Shares of Rajesh Exports dropped 5% and triggered the lower circuit on Thursday following an interim order from the Securities and Exchange Board of India (SEBI). The order accused the company and its promoter, Rajesh Mehta, of financial irregularities, lack of cooperation in the investigation, and potential revenue overstatement.
The stock hit a lower circuit at Rs 104.65, marking a 4.99% decline from the previous close on the BSE. SEBI raised concerns that almost 97-99% of the company’s reported revenue might have been inflated, describing the noted aberrations as unprecedented.
SEBI Whole-Time Member Kamlesh Chandra Varshney emphasized the need for urgent regulatory action to safeguard investors and maintain market integrity.
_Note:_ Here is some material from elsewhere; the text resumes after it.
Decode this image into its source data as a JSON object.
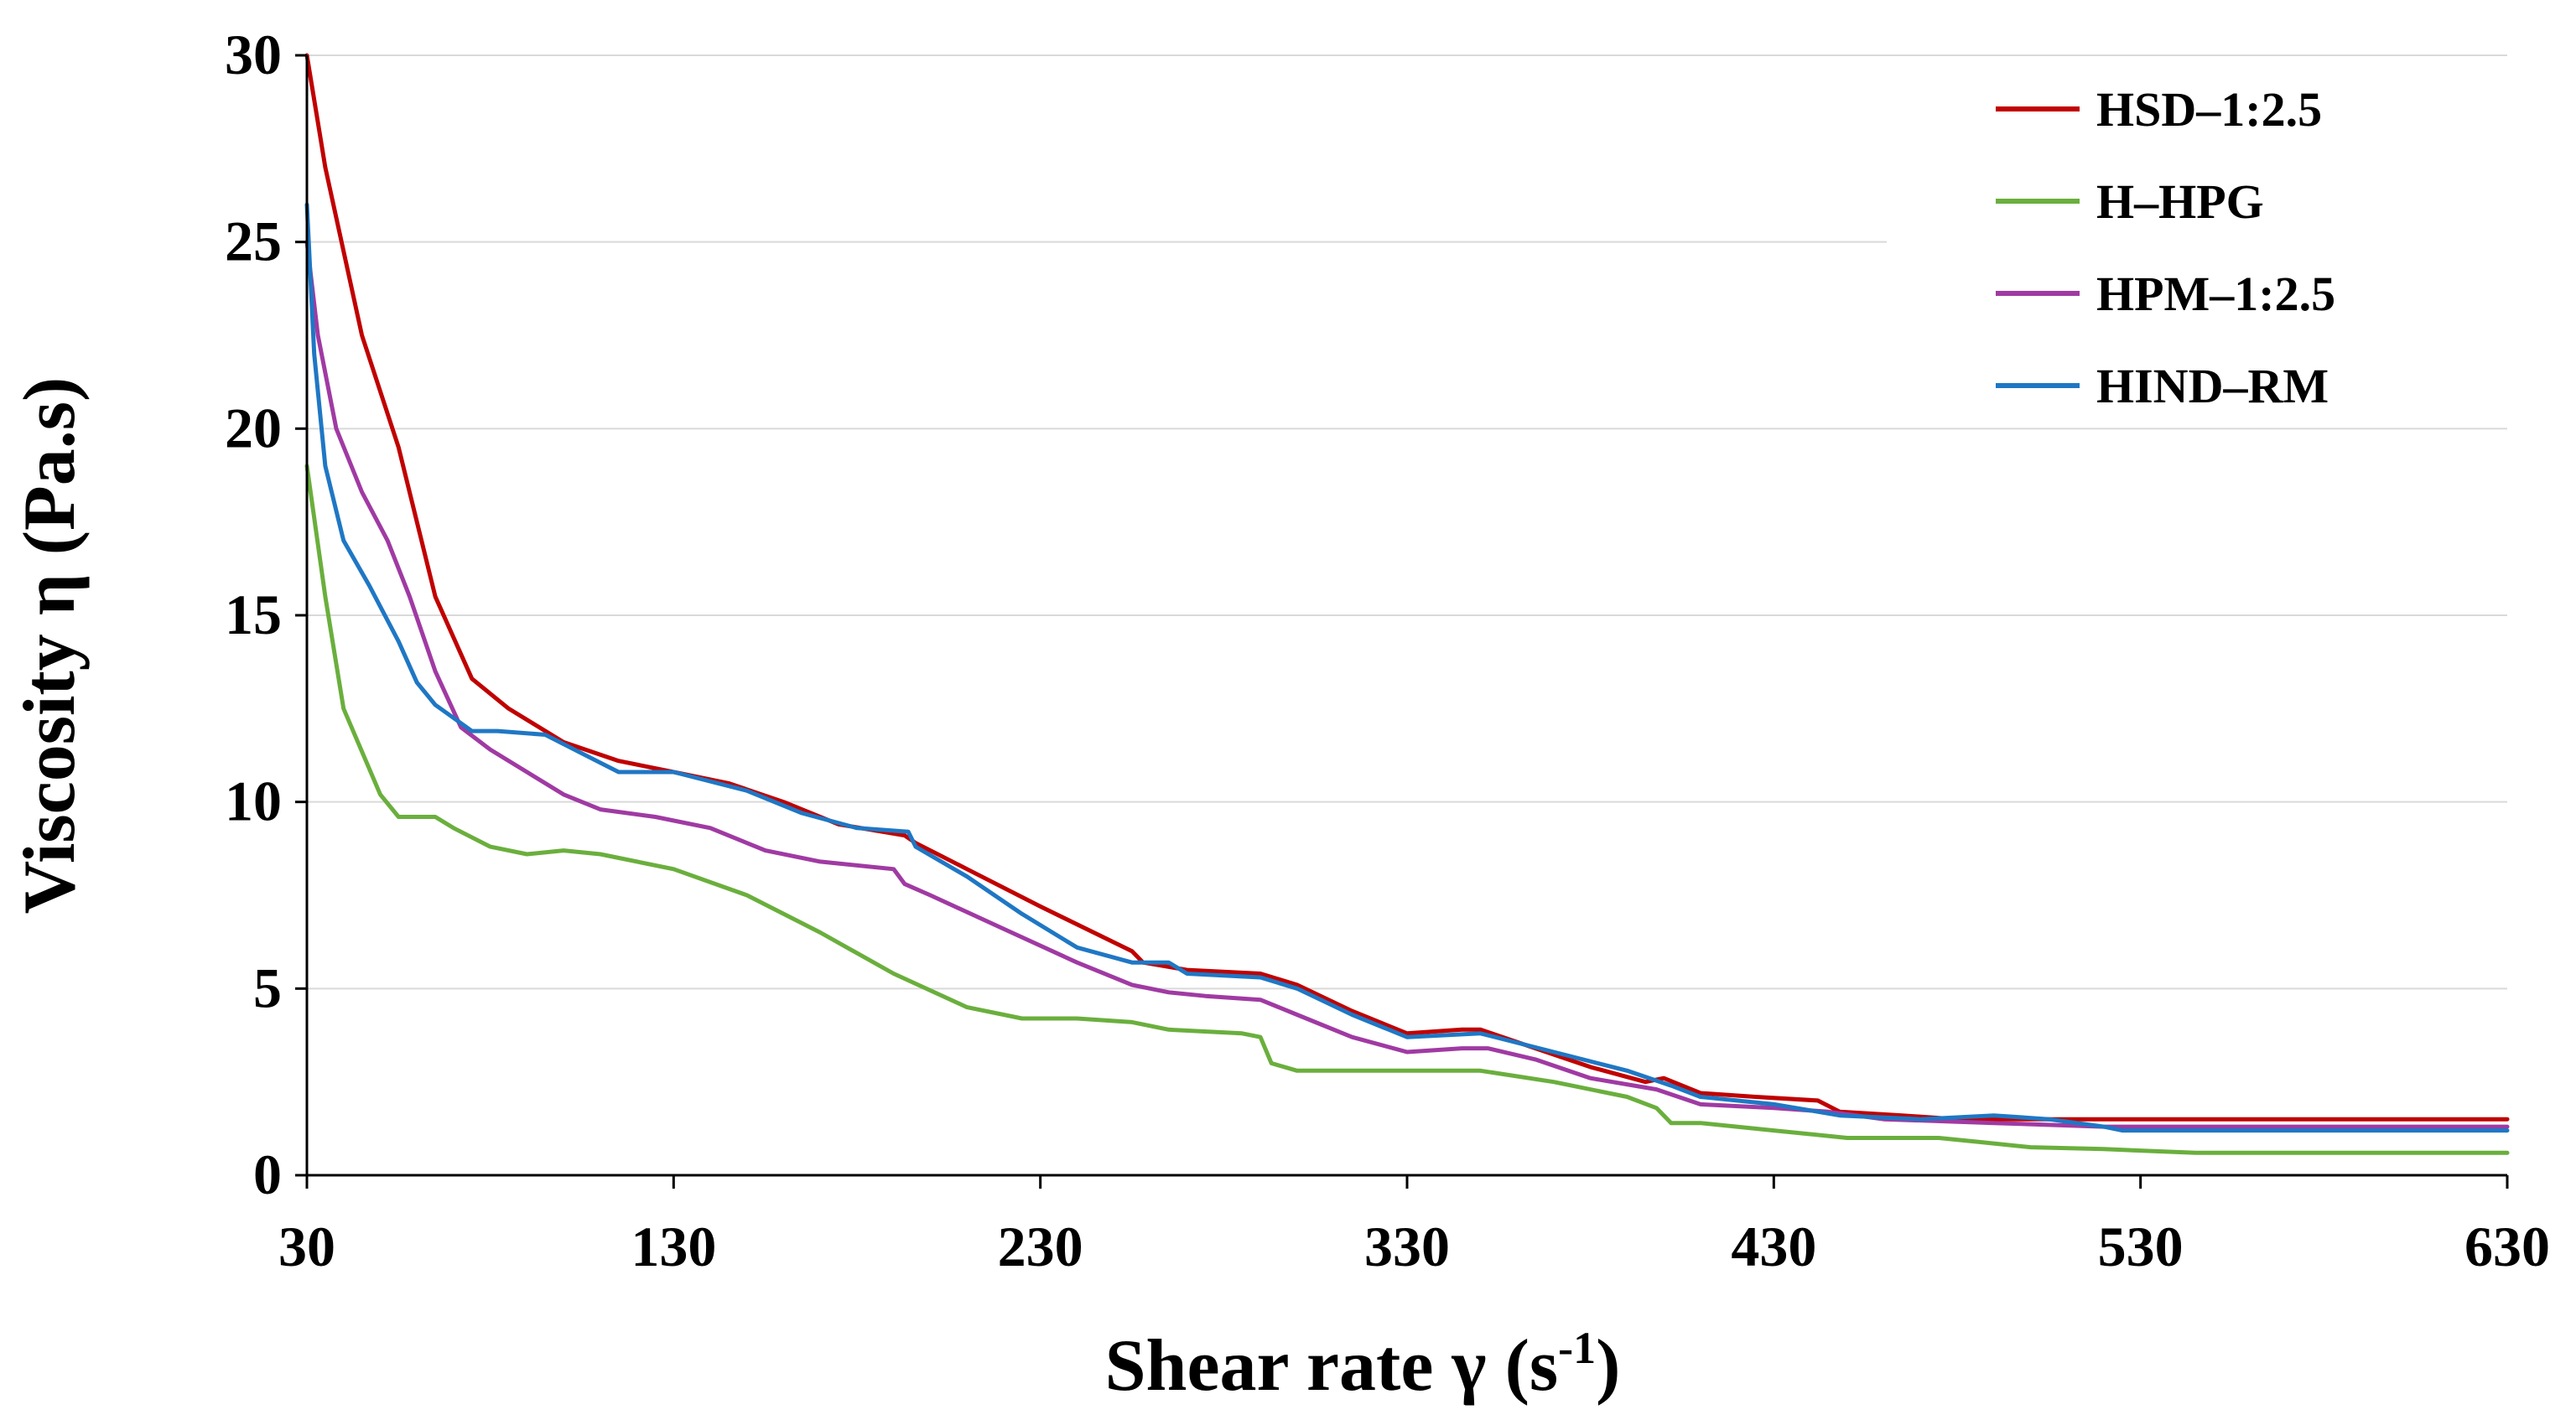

The regulator prohibited promoter Rajesh Mehta from engaging in any transactions involving securities of Rajesh Exports.
The market watchdog directed Rajesh Exports to fully assist investigators and ensure accurate disclosure of financial statements and related-party transactions. The investigation, initiated in response to a shareholder complaint in March 2024, focused on substantial trade receivables in the company’s financial records.
SEBI’s order highlighted Rajesh Exports’ failure to provide access to crucial accounting systems and financial records during the investigation, impeding the forensic auditor’s ability to verify transactions independently. The regulator also scrutinized financial reporting in overseas subsidiaries, expressing concerns over fund routing practices that obscured their origin and destination.